Jay Goldberg writing for VentureBeat reports that he purchased a 7″ no-name touchscreen tablet, with 4g ram, Wifi, Android Ice Cream Sandwich, for $45 without haggling in Shenzhen, China. A revelation, he says.
- Hardware margins are under siege. Making money on hardware is not a long-term defensible position. Companies that hope to make money need to market an “experience”. IOS is one such “experience”.
- The number of different types of tablets will explode, and the number of actual tablets will explode. Derivative special-purpose devices based on tablet hardware will also explode. Touch-screens on your fridge, that sort of thing.
This latter prediction – that the number of computing devices in the tablet form-factor will explode – isn’t really new. Business Insider made the same prediction a month ago.
Similarly, Fortune magazine ran a headline in February of this year about the coming explosion in tablets. In April, Forrester Research predicted the explosion, too, though by estimating 760M tablets in use by 2016, Forrester appears to have actually underestimated the trend.
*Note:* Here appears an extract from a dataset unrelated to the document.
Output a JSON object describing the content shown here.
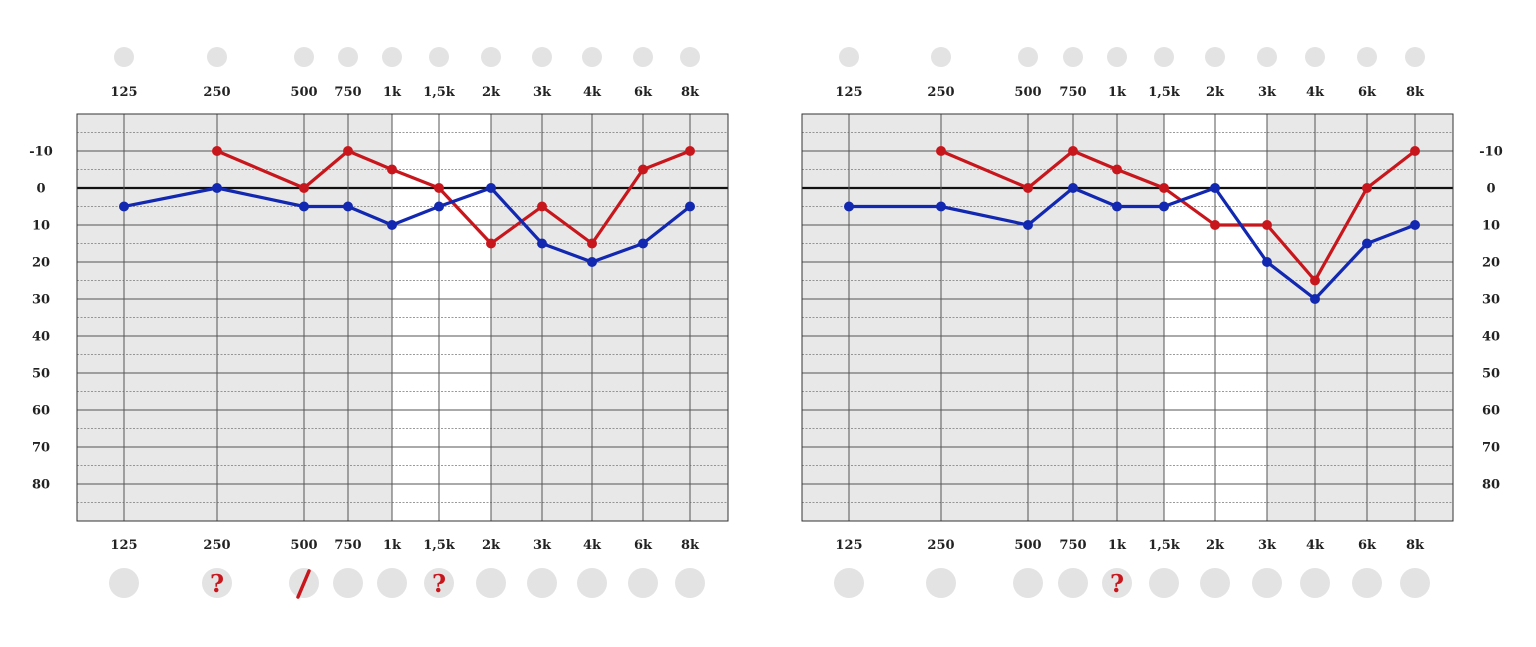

Mr Goldberg seems willing to make the easy predictions, echoing all the people who came before him. He also doesn’t offer any deeper insight. The rapid growth in the popularity of tablet-based hardware may be the interesting headline, but to me, the implications are much broader.
- a huge rise in the demand for apps. I am not one who imagines that the touchscreen in the door of your mom’s fridge needs access to an App Store. There is no need for a general purpose computing experience embedded in refrigerator doors. On the other hand, computers in refrigerators needs to run an app, a very specific app. So the number of apps will explode.
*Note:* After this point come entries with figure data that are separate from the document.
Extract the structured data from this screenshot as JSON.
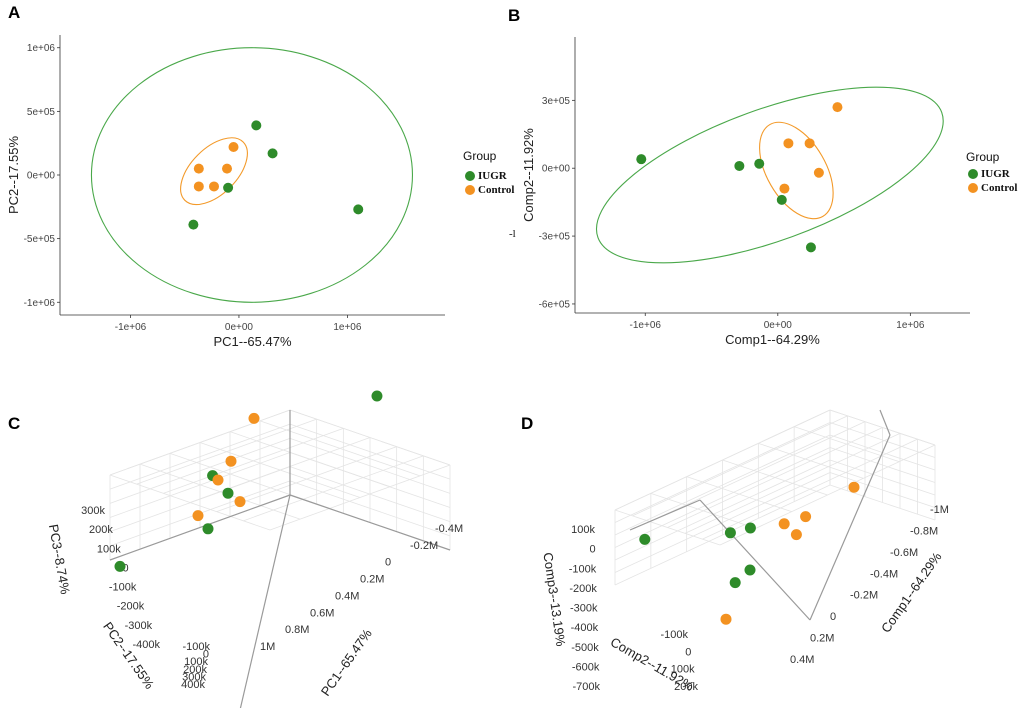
{
  "panel_labels": [
    "A",
    "B",
    "C",
    "D"
  ],
  "colors": {
    "IUGR": "#2e8b2a",
    "Control": "#f39221",
    "ellipse_IUGR": "#4aa84a",
    "ellipse_Control": "#f39a2a",
    "grid3d": "#e4e4e4",
    "axis3d": "#9a9a9a"
  },
  "legend": {
    "title": "Group",
    "items": [
      "IUGR",
      "Control"
    ]
  },
  "stray_mark": "-l",
  "chart_data": [
    {
      "id": "A",
      "type": "scatter",
      "xlabel": "PC1--65.47%",
      "ylabel": "PC2--17.55%",
      "xlim": [
        -1650000,
        1900000
      ],
      "ylim": [
        -1100000,
        1100000
      ],
      "xticks": [
        -1000000,
        0,
        1000000
      ],
      "xtick_labels": [
        "-1e+06",
        "0e+00",
        "1e+06"
      ],
      "yticks": [
        1000000,
        500000,
        0,
        -500000,
        -1000000
      ],
      "ytick_labels": [
        "1e+06",
        "5e+05",
        "0e+00",
        "-5e+05",
        "-1e+06"
      ],
      "series": [
        {
          "name": "IUGR",
          "points": [
            [
              160000,
              390000
            ],
            [
              310000,
              170000
            ],
            [
              -100000,
              -100000
            ],
            [
              -420000,
              -390000
            ],
            [
              1100000,
              -270000
            ]
          ]
        },
        {
          "name": "Control",
          "points": [
            [
              -50000,
              220000
            ],
            [
              -370000,
              50000
            ],
            [
              -110000,
              50000
            ],
            [
              -370000,
              -90000
            ],
            [
              -230000,
              -90000
            ]
          ]
        }
      ],
      "ellipses": [
        {
          "group": "IUGR",
          "cx": 120000,
          "cy": 0,
          "rx": 1480000,
          "ry": 1000000,
          "angle": 0
        },
        {
          "group": "Control",
          "cx": -230000,
          "cy": 30000,
          "rx": 380000,
          "ry": 180000,
          "angle": 45
        }
      ]
    },
    {
      "id": "B",
      "type": "scatter",
      "xlabel": "Comp1--64.29%",
      "ylabel": "Comp2--11.92%",
      "xlim": [
        -1530000,
        1450000
      ],
      "ylim": [
        -640000,
        580000
      ],
      "xticks": [
        -1000000,
        0,
        1000000
      ],
      "xtick_labels": [
        "-1e+06",
        "0e+00",
        "1e+06"
      ],
      "yticks": [
        300000,
        0,
        -300000,
        -600000
      ],
      "ytick_labels": [
        "3e+05",
        "0e+00",
        "-3e+05",
        "-6e+05"
      ],
      "series": [
        {
          "name": "IUGR",
          "points": [
            [
              -1030000,
              40000
            ],
            [
              -290000,
              10000
            ],
            [
              -140000,
              20000
            ],
            [
              30000,
              -140000
            ],
            [
              250000,
              -350000
            ]
          ]
        },
        {
          "name": "Control",
          "points": [
            [
              450000,
              270000
            ],
            [
              80000,
              110000
            ],
            [
              240000,
              110000
            ],
            [
              310000,
              -20000
            ],
            [
              50000,
              -90000
            ]
          ]
        }
      ],
      "ellipses": [
        {
          "group": "IUGR",
          "cx": -60000,
          "cy": -30000,
          "rx": 1380000,
          "ry": 290000,
          "angle": 20
        },
        {
          "group": "Control",
          "cx": 140000,
          "cy": -10000,
          "rx": 400000,
          "ry": 130000,
          "angle": -60
        }
      ]
    },
    {
      "id": "C",
      "type": "scatter3d",
      "axis_titles": [
        "PC1--65.47%",
        "PC2--17.55%",
        "PC3--8.74%"
      ],
      "x_ticks": [
        "-0.4M",
        "-0.2M",
        "0",
        "0.2M",
        "0.4M",
        "0.6M",
        "0.8M",
        "1M"
      ],
      "y_ticks": [
        "-100k",
        "0",
        "100k",
        "200k",
        "300k",
        "400k"
      ],
      "z_ticks": [
        "300k",
        "200k",
        "100k",
        "0",
        "-100k",
        "-200k",
        "-300k",
        "-400k"
      ],
      "series": [
        {
          "name": "IUGR",
          "points": [
            [
              1100000,
              50000,
              250000
            ],
            [
              -120000,
              60000,
              130000
            ],
            [
              -100000,
              20000,
              20000
            ],
            [
              0,
              50000,
              -120000
            ],
            [
              -200000,
              150000,
              -160000
            ]
          ]
        },
        {
          "name": "Control",
          "points": [
            [
              -350000,
              -20000,
              340000
            ],
            [
              -300000,
              0,
              170000
            ],
            [
              -250000,
              20000,
              100000
            ],
            [
              -150000,
              50000,
              -40000
            ],
            [
              -200000,
              -30000,
              -40000
            ]
          ]
        }
      ]
    },
    {
      "id": "D",
      "type": "scatter3d",
      "axis_titles": [
        "Comp1--64.29%",
        "Comp2--11.92%",
        "Comp3--13.19%"
      ],
      "x_ticks": [
        "-1M",
        "-0.8M",
        "-0.6M",
        "-0.4M",
        "-0.2M",
        "0",
        "0.2M",
        "0.4M"
      ],
      "y_ticks": [
        "-100k",
        "0",
        "100k",
        "200k"
      ],
      "z_ticks": [
        "100k",
        "0",
        "-100k",
        "-200k",
        "-300k",
        "-400k",
        "-500k",
        "-600k",
        "-700k"
      ],
      "series": [
        {
          "name": "IUGR",
          "points": [
            [
              -1030000,
              40000,
              250000
            ],
            [
              -290000,
              10000,
              100000
            ],
            [
              -140000,
              20000,
              80000
            ],
            [
              30000,
              -140000,
              -150000
            ],
            [
              250000,
              -350000,
              -100000
            ]
          ]
        },
        {
          "name": "Control",
          "points": [
            [
              450000,
              270000,
              40000
            ],
            [
              80000,
              110000,
              20000
            ],
            [
              240000,
              110000,
              10000
            ],
            [
              310000,
              -20000,
              -50000
            ],
            [
              50000,
              -90000,
              -320000
            ]
          ]
        }
      ]
    }
  ]
}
- Specialized apps must be created by specialized developers. Extrapolate from the refrigerator into all the other specialized embedded systems, for all the other specialized user experiences. The demand for talented application developers will also explode.
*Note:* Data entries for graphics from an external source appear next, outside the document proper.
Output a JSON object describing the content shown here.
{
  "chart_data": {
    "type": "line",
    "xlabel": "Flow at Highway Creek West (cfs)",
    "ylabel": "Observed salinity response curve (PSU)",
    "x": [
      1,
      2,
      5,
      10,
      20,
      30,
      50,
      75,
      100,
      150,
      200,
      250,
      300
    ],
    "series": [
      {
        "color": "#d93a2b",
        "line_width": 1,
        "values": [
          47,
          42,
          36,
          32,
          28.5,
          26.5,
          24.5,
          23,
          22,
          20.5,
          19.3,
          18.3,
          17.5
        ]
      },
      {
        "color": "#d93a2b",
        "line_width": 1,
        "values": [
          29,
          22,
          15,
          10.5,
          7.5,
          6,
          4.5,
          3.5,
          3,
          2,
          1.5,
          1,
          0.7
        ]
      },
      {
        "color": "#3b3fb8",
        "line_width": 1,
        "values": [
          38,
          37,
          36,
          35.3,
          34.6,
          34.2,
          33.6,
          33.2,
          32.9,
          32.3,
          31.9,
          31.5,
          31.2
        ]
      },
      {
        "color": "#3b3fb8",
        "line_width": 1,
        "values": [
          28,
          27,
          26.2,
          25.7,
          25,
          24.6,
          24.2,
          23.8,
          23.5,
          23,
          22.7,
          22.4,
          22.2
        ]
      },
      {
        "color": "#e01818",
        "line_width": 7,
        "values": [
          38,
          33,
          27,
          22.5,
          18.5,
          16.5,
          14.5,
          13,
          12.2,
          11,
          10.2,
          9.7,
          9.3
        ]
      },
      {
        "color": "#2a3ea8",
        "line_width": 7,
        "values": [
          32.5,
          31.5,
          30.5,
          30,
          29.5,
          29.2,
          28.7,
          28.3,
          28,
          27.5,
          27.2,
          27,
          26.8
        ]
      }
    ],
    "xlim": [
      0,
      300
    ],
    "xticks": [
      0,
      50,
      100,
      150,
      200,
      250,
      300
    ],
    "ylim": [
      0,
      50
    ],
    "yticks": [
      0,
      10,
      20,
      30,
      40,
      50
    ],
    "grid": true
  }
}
- The complement to apps and developers of course is cloud APIs, compute, and storage. Expect huge demand in all of these pieces, in direct correlation to the number of tablets sold.
But, I would say that, wouldn’t I? I work for the leading API Management company. True enough – I am biased. But I had this view before beginning my job here. I knew the need for apps and storage and cloud compute was exploding. I am an investor, though not one with a particularly large store of liquid assets. What I invest is my time, and I chose to work for Apigee because I believe it’s a good investment of my valuable time.